Il y a quelques jours, dans une petite polémique sur twitter, j’avais écrit à Caleb que les statistiques, c’est bien, mais il y a aussi la mémoire. Pour avoir activement suivi la carrière de Novak Djoković les douze dernières années, je me rappelle beaucoup de choses qui n’ont pas eu droit à des titres dans les journaux, et qui se faufilent le profile bas dans les statistiques. J’ai décidé d’en faire le sujet d’une série d’articles, car verba volant, scripta manent, et les preuves, éparses, rassemblées par Cindy, Cristina, Jane, etc. méritent une nouvelle lumière, un éclairage plus intense.
Mais avant d’entamer cette série – en anglais, honteusement – j’aurais un commentaire à faire sur l’émission « DIP impact » du 12 mars 2019, et les âneries proférées par mon journaliste préféré (dit sans cynisme aucun), Benoît Maylin, secondé abondamment par Cédric Pioline.
D’abord, la vidéo est consultable en ligne, ici.
On commence par le titre, qui souligne immédiatement qui sera le vilain de notre conte de fée : « Djokovic veut réformer le tennis ! » Je pense ne pas être le seul à vouloir poser la question : pourquoi Djokovic ? Pourquoi pas Federer, qui a inséré sa Coupe Laver dans le calendrier, se trouve en collusion avec Craig Tiley, Gordon Smith, contrôle indirectement, avec ses associés, Tennis Channel et Tennis Magazine ? Pourquoi pas Nike, dont un employé a servi comme PDG de l’ATP (Adam Helfant) ? Et que dire de IMG ?
On sait très bien que la vie sur le circuit est un enfer pour tous ceux classés en dessous de la cent cinquantième place, et elle n’est pas rose pour ceux classés entre 50–150. Djokovic, en tant que président du Conseil de joueurs de l’ATP, n’est que leur représentant – quelqu'un qui, en bonne et due démocratie, est là pour se battre pour leurs droits, tout comme aurait dû le faire Chris Kermode.

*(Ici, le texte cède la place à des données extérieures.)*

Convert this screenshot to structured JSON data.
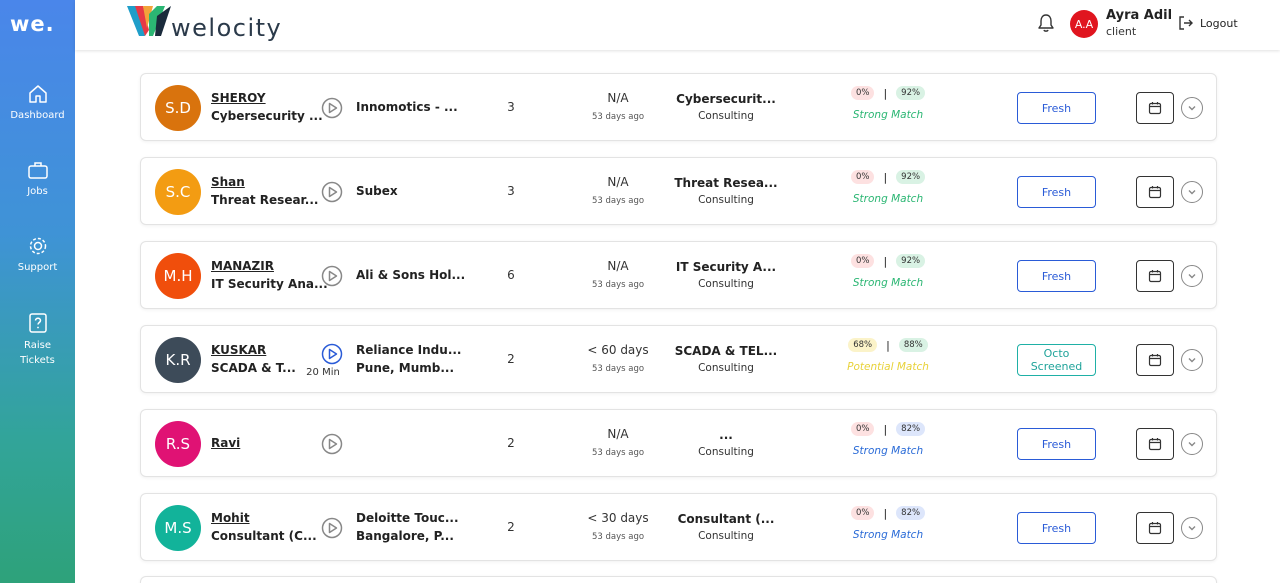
{
  "sidebar": {
    "logo": "we.",
    "items": [
      {
        "label": "Dashboard",
        "icon": "home-icon"
      },
      {
        "label": "Jobs",
        "icon": "briefcase-icon"
      },
      {
        "label": "Support",
        "icon": "gear-icon"
      },
      {
        "label_line1": "Raise",
        "label_line2": "Tickets",
        "icon": "question-icon"
      }
    ]
  },
  "header": {
    "brand": "welocity",
    "user": {
      "initials": "A.A",
      "name": "Ayra Adil",
      "role": "client"
    },
    "logout_label": "Logout"
  },
  "candidates": [
    {
      "initials": "S.D",
      "avatar_color": "#d9730d",
      "name": "SHEROY",
      "role": "Cybersecurity ...",
      "company": "Innomotics - ...",
      "location": "",
      "count": "3",
      "notice": "N/A",
      "ago": "53 days ago",
      "job": "Cybersecurit...",
      "job_type": "Consulting",
      "score1": "0%",
      "score2": "92%",
      "match": "Strong Match",
      "status": "Fresh",
      "video": false,
      "video_duration": ""
    },
    {
      "initials": "S.C",
      "avatar_color": "#f39c12",
      "name": "Shan",
      "role": "Threat Resear...",
      "company": "Subex",
      "location": "",
      "count": "3",
      "notice": "N/A",
      "ago": "53 days ago",
      "job": "Threat Resea...",
      "job_type": "Consulting",
      "score1": "0%",
      "score2": "92%",
      "match": "Strong Match",
      "status": "Fresh",
      "video": false,
      "video_duration": ""
    },
    {
      "initials": "M.H",
      "avatar_color": "#f04e0c",
      "name": "MANAZIR",
      "role": "IT Security Ana...",
      "company": "Ali & Sons Hol...",
      "location": "",
      "count": "6",
      "notice": "N/A",
      "ago": "53 days ago",
      "job": "IT Security A...",
      "job_type": "Consulting",
      "score1": "0%",
      "score2": "92%",
      "match": "Strong Match",
      "status": "Fresh",
      "video": false,
      "video_duration": ""
    },
    {
      "initials": "K.R",
      "avatar_color": "#3d4b59",
      "name": "KUSKAR",
      "role": "SCADA & T...",
      "company": "Reliance Indu...",
      "location": "Pune, Mumb...",
      "count": "2",
      "notice": "< 60 days",
      "ago": "53 days ago",
      "job": "SCADA & TEL...",
      "job_type": "Consulting",
      "score1": "68%",
      "score2": "88%",
      "match": "Potential Match",
      "status_line1": "Octo",
      "status_line2": "Screened",
      "video": true,
      "video_duration": "20 Min"
    },
    {
      "initials": "R.S",
      "avatar_color": "#e01274",
      "name": "Ravi",
      "role": "",
      "company": "",
      "location": "",
      "count": "2",
      "notice": "N/A",
      "ago": "53 days ago",
      "job": "...",
      "job_type": "Consulting",
      "score1": "0%",
      "score2": "82%",
      "match": "Strong Match",
      "status": "Fresh",
      "video": false,
      "video_duration": ""
    },
    {
      "initials": "M.S",
      "avatar_color": "#12b39a",
      "name": "Mohit",
      "role": "Consultant (C...",
      "company": "Deloitte Touc...",
      "location": "Bangalore, P...",
      "count": "2",
      "notice": "< 30 days",
      "ago": "53 days ago",
      "job": "Consultant (...",
      "job_type": "Consulting",
      "score1": "0%",
      "score2": "82%",
      "match": "Strong Match",
      "status": "Fresh",
      "video": false,
      "video_duration": ""
    }
  ],
  "colors": {
    "strong_match": "#2bb673",
    "strong_match_blue": "#2a6bd7",
    "potential_match": "#e8d23a",
    "fresh_border": "#2a5bd7",
    "octo_border": "#1fb0a6"
  }
}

Les joueurs estiment qu'ils ont droit à plus d’argent, et à une meilleure redistribution de cet argent. Il semblerait qu'ils ont des arguments : il y a 20 ans déjà, les neufs masters gagnaient 120 millions de dollars par an en droits de télévision. Entre-temps, le public et les revenues ont grimpé en flèche. Par exemple, de 2006 à 2018, le nombre de spectateurs à Indian Wells a augmenté de 270 mille à 440 mille ; en 2017, les tournois ATP étaient suivis sur place par plus de quatre millions et demi de spectateurs, un record ; l'AO et l'USO ont récemment battu leurs records respectifs, et seuls les tournois qui n’ont pas augmenté de capacité – et ceux handicapés par la politique de l’ATP qui favorise en tous points les riches – n’ont pas profité pleinement de l’intérêt suscité grandissant. Les chiffres d’affaires et les bénéfices grimpent. Roland Garros est passé de 118 millions – dont 47 millions de bénéfices pour la FFT – en 2007 à 240 millions en 2018. Ici, nous avons des statistiques pour 2015, et l’on sait que depuis, l'AO est passé à 300 millions de chiffre d’affaires. L'ATP Board a engagé Deloitte pour une analyse des résultats financiers des tournois, et ces données devraient être connues aux représentants des joueurs, et, indirectement, aux joueurs-mêmes. Pourtant, les années maigres pour la grande majorité continuent, et leur ascension vers le sommet a été rendu encore plus ardue.
Dans la vidéo même, il y a un sous-titre: « Djokovic, tyran ou pas? » Mais que sait-on au juste des désires de Novak ? On sait qu'il aimerait que les trois cents premiers au classement puissent vivre du tennis et qu'il a proposé la création d’un syndicat. C’est à peu près tout. Pour le reste, ce ne sont que des suppositions, et, dans le cas de Benoît, des ragots, tout comme ses commentaires sur les « affaires de fesses », indignes d’un journaliste. Novak lui-même a refusé, pour des raisons justifiées, de s'exprimer sur ses propres positions, conscient qu'il parlait en tant que représentant du Conseil des joueurs, et les positions du Conseil des joueurs, de plus, ne sont pas contraignantes. Pourtant, les insinuations et les accusations continuent tout le long de la vidéo. Djokovic voudrait ceci, voudrait cela, devrait savoir ceci, cela... Au point de devenir de la diffamation pure et simple.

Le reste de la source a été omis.